As the Accountant-General of Rivers State, his primary qualification was his utility as a vault-keeper for the vast, illicit wealth of his predecessor and eventual tormentor, Nyesom Wike.
He was the protégé, the safe pair of hands chosen precisely because he was perceived as a man without an ego—a man who would fold his arms and watch as his benefactor rode roughshod over the state’s resources and political architecture.
Fubara was a creature of a corrupt bargain, a secret agreement made in the dark corners of political clubs, and he entered the governorship with the shackles of that servitude already locked firmly around his ankles.
A Seminar in Weakness
The political tension between Wike and Fubara has been a spectacle of agonizing asymmetry. How does a sitting governor, possessing the formidable machinery of the state, allow a Minister—a man operating from the comfort of Abuja—to treat him like a glorified errand boy? It is a question that defies logic and speaks volumes about Fubara’s fundamental deficit in leadership.
While the people of Rivers State looked for a leader to break the cycle of godfatherism, they instead found an accountant who tried to balance the books of his own political survival with the currency of appeasement. He was a tragic case study in how not to be a governor.
His deliberate and strategic silence, which he recently invoked to dress his cowardice in the robes of statesmanship, was nothing more than a deer-in-the-headlights paralysis. You cannot fight a tiger with a feather duster, and you certainly cannot outmaneuver a master strategist like Wike by playing the role of a pious, submissive protégé.
The Myth of Father Christmas
There is a profound naivety in Fubara’s stance that he was somehow wronged by a godfather who expected a return. Politics in Nigeria is rarely altruistic; it is transactional. Fubara knew exactly who Wike was from day one. Wike is not Father Christmas, and he never claimed to be.
To enter into a partnership with a man of such insatiable political hunger while lacking the stomach for a war of attrition was a suicidal blunder. Fubara’s expectation that he could be a governor while remaining a shadow was a fantasy that collapsed under the weight of political reality.

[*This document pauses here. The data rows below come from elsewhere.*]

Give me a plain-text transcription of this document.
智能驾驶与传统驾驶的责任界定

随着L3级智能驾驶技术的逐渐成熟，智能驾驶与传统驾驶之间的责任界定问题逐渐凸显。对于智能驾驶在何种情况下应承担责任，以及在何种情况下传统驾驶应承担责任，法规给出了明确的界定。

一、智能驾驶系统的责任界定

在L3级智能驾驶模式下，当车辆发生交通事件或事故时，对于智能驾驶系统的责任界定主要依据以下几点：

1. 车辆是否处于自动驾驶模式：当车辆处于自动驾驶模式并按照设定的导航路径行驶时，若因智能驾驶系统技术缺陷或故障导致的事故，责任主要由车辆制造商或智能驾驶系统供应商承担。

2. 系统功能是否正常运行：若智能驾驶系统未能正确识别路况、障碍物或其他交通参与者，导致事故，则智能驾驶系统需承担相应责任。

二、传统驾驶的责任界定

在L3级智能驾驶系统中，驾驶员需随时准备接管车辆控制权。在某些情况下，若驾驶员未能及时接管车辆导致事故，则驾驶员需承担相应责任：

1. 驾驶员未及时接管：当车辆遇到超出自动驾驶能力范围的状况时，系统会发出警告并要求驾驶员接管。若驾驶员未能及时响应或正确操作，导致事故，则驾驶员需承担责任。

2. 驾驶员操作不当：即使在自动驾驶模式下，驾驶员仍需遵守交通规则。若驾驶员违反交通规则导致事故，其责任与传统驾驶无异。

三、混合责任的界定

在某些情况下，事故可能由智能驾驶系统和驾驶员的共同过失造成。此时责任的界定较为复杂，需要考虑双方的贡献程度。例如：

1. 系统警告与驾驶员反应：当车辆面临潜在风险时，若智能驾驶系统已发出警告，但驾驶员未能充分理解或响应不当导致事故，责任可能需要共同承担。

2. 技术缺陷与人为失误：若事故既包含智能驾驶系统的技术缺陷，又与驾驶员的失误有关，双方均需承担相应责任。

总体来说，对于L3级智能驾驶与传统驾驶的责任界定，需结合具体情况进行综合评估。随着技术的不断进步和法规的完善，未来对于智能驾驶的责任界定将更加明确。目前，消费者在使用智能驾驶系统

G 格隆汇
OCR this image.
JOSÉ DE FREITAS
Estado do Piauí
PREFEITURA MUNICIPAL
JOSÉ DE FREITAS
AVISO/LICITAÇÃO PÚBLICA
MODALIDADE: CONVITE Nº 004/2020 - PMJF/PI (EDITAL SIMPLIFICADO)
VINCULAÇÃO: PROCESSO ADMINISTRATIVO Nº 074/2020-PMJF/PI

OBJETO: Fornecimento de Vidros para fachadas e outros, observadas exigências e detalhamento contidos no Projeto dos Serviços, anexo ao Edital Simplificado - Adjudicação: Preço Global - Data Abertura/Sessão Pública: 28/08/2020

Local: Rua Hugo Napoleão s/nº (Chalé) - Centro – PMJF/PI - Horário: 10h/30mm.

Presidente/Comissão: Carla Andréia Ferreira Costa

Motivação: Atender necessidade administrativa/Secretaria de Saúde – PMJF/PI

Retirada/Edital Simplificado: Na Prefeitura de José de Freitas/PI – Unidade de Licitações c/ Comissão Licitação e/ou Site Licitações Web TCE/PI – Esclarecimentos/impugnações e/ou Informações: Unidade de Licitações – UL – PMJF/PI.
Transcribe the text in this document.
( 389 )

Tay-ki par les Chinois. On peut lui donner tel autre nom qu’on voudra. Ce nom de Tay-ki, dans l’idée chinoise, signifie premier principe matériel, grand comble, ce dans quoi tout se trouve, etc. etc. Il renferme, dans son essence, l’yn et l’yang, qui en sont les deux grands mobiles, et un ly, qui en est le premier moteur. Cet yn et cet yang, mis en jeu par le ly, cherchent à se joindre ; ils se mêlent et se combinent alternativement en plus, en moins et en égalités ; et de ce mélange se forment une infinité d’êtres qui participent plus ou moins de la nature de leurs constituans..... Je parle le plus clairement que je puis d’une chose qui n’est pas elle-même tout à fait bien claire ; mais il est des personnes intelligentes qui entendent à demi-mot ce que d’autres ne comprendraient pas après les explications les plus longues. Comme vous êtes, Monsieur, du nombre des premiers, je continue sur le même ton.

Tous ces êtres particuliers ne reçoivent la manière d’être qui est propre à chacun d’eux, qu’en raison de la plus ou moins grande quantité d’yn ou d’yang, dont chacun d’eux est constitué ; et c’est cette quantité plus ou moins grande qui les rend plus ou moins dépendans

The Final Fade: A Legacy of Opportunism
By withdrawing from the APC primaries, Fubara has effectively committed political hara-kiri. His supporters, who rallied behind the banner of resistance, have been left stranded in the cold, their hopes discarded like campaign flyers after a lost election. He has effectively faded from the consciousness of a people who once looked to him as a possible catalyst for change.
The recent court ruling—which clarified that political party membership and registration remain fluid—offered him a sliver of opportunity to pivot, to find a new platform, or to wage a true, scorched-earth war against the forces that have caged him. But Fubara seems to have chosen the path of least resistance.
If he truly bows out now, without a fight, he will not be remembered as a victim of a cruel godfather. He will be remembered as a spineless opportunist: a man who was handed power on a platter of gold, who lacked the character to defend it, and who ultimately allowed himself to be used as a burnt offering on the altar of his predecessor’s ego.
History is rarely kind to those who are conquered without a struggle. Fubara came, he saw, and he was consumed by the very machine he helped build. The tragedy is not that he lost; the tragedy is that he never truly began to lead.